Reverted last month. Runs perfectly smooth. Right now 42 Mbps makes the guest drive up the clock to 506 MHz(out of 2,66 GHz) on the host. Perfect!
You guys that run your large setups on ESXi without any CPU utilization issues, what type of motherboard, pCPU and pNIC are you using?
-
Use IBM X3550M4 with Intel 10GbE cars X520-T2.
-
Use IBM X3550M4 with Intel 10GbE cars X520-T2.
If you are running at 10 Gbit/s uplink, do you use DirectPath I/O with the pNIC's to pfSense or do you virtualize them to pfSense?
Otherwise the platform is a more current generation than mine. -
I dont see any issues at all related to high CPU on 2.0.2 release.
Running 3 seperate FW's on 4.1 U3.
Packages:
File Manager
Open VM-Tools 8.8.1
PFBlocker
Snort
-
I am not. I only use 10Gbit internally and use the build-in 1Gbit for PF WAN.

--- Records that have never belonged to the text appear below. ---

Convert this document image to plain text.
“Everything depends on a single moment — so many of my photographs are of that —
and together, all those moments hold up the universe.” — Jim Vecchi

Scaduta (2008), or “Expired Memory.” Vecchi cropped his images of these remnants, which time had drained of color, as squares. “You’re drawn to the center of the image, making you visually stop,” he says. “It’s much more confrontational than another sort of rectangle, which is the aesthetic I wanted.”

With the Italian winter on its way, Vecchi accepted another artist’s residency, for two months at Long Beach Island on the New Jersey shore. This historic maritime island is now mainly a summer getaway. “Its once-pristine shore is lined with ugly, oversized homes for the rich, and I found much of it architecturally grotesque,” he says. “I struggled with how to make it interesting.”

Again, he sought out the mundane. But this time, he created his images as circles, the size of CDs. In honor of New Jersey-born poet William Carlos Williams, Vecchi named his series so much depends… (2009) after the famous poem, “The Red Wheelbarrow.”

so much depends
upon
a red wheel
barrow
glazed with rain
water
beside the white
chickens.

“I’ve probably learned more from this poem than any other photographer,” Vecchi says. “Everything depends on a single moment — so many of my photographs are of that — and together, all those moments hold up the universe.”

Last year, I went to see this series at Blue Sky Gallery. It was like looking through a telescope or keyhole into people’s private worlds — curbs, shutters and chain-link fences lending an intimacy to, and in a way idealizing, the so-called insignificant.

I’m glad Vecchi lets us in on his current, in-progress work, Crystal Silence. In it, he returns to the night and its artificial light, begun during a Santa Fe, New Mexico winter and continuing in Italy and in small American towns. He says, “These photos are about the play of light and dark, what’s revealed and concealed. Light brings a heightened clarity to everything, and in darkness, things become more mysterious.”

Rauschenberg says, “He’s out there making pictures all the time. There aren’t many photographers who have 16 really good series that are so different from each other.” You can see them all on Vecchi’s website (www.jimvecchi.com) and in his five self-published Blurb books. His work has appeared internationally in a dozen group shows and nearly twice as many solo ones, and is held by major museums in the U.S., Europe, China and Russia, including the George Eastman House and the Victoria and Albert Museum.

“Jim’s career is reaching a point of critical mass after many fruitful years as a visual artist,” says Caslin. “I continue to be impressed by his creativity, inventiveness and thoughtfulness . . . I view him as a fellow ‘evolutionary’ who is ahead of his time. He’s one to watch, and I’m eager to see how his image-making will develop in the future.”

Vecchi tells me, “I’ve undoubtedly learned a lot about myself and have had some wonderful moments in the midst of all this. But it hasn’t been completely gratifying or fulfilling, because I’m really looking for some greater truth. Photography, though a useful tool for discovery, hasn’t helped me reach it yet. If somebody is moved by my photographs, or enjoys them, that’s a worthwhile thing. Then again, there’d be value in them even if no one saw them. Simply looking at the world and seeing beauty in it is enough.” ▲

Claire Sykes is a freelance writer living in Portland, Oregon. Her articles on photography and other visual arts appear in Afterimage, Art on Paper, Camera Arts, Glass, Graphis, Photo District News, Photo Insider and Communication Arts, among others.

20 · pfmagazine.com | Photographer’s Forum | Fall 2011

No directpath, but virtualized through VmWare.
:)
I am running the 32bit version of Pfsense and VM version 7.
2vCPU and 1GB of memory. 11% memory used at the moment and 37% disk.
Use IBM X3550M4 with Intel 10GbE cars X520-T2.
If you are running at 10 Gbit/s uplink, do you use DirectPath I/O with the pNIC's to pfSense or do you virtualize them to pfSense?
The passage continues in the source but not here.